I do say enforced, because most writers do not consistently follow it. In my research for my thesis, I’ve found that changing “which” to “that” is the single most frequent usage change that copy editors make. If so many writers either don’t know the rule or can’t apply it consistently, it stands to reason that most readers don’t know it either and thus won’t notice the difference. Some editors and grammarians might take this as a challenge to better educate the populace on the alleged usefulness of the rule, but I take it as evidence that it’s just not useful. And anyway, as Stan Carey already noted, it’s the commas that do the real work here, not the relative pronouns. (If you’ve already read his post, you might want to go and check it out again. He’s added some updates and new links to the end.)
And as I noted in my previous post on relatives, we don’t observe a restrictive/nonrestrictive distinction with who(m) or, for that matter, with relative adverbs like where or when, so at the least we can say it’s not a very robust distinction in the language and certainly not necessary for comprehension. As with so many other useful distinctions, its usefulness is taken to be self-evident, but the evidence of its usefulness is less than compelling.
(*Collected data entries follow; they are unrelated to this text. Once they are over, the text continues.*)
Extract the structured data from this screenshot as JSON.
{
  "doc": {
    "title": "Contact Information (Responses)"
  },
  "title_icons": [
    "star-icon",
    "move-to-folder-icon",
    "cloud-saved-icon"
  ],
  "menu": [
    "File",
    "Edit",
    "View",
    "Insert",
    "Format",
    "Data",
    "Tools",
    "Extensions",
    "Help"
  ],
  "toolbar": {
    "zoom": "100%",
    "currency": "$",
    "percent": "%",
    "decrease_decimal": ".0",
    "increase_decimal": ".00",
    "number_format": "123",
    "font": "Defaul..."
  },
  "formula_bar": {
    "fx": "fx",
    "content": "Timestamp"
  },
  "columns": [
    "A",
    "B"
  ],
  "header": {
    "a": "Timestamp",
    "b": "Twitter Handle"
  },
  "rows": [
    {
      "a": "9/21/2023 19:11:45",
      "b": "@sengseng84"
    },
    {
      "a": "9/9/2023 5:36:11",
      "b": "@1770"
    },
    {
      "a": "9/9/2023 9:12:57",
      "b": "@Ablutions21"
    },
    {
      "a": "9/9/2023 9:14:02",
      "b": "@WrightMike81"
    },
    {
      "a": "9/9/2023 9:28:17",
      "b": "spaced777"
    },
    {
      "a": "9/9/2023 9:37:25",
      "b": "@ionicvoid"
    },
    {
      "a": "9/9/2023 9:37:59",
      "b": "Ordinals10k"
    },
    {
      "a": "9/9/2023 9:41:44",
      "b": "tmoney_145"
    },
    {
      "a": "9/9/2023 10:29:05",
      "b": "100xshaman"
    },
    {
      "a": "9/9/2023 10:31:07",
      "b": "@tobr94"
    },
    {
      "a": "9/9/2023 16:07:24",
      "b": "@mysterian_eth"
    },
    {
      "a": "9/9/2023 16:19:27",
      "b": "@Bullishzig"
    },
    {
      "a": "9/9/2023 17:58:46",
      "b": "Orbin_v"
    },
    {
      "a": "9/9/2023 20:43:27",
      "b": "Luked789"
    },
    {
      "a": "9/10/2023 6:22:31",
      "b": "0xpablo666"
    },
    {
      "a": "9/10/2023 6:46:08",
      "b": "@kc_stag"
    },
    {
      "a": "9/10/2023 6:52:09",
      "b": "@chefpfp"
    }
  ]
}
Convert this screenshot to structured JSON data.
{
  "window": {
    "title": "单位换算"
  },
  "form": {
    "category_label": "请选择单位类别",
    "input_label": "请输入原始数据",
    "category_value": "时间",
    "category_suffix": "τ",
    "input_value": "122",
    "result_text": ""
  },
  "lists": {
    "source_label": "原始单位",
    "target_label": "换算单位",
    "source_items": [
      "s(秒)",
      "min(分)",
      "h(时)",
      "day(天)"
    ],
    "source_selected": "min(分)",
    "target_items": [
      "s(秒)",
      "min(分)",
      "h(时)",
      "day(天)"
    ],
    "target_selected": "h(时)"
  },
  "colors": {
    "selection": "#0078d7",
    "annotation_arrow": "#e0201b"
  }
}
It seems more likely that it’s one of those random things that sometimes gets grammaticalized, like gender or evidentiality. (Though it’s not fully grammaticalized, because it’s not obligatory and is not a part of the natural grammar of the language, but is a rule that has to be learned later.)
Even if we just look at that and which, we find a lot of exceptions to the rule. You can’t use that as the object of a preposition, even when it’s restrictive. You can’t use it after a demonstrative that, as in “Is there a clear distinction between that which comes naturally and that which is forced, even when what’s forced looks like the real thing?” (I saw this example in COCA and couldn’t resist.) And Garner even notes “the exceptional which”, which is often used restrictively when the relative clause is somewhat removed from its noun.2S.v. “Remote Relatives. B. The Exceptional which.” And furthermore, restrictive which is frequently used in conjoined relative clauses, such as “Eisner still has a huge chunk of stock options—about 8.7 million shares’ worth—that he can’t exercise yet and which still presumably increase in value over the next decade,” to borrow an example from Garner.3S.v. “which. D. And which; but which..”
Something that linguistics has taught me is that when your rule is riddled with exceptions and wrinkles, it’s usually a sign that you’ve missed something important in its formulation. I’ll explain what I think is going on with that and which in a later post.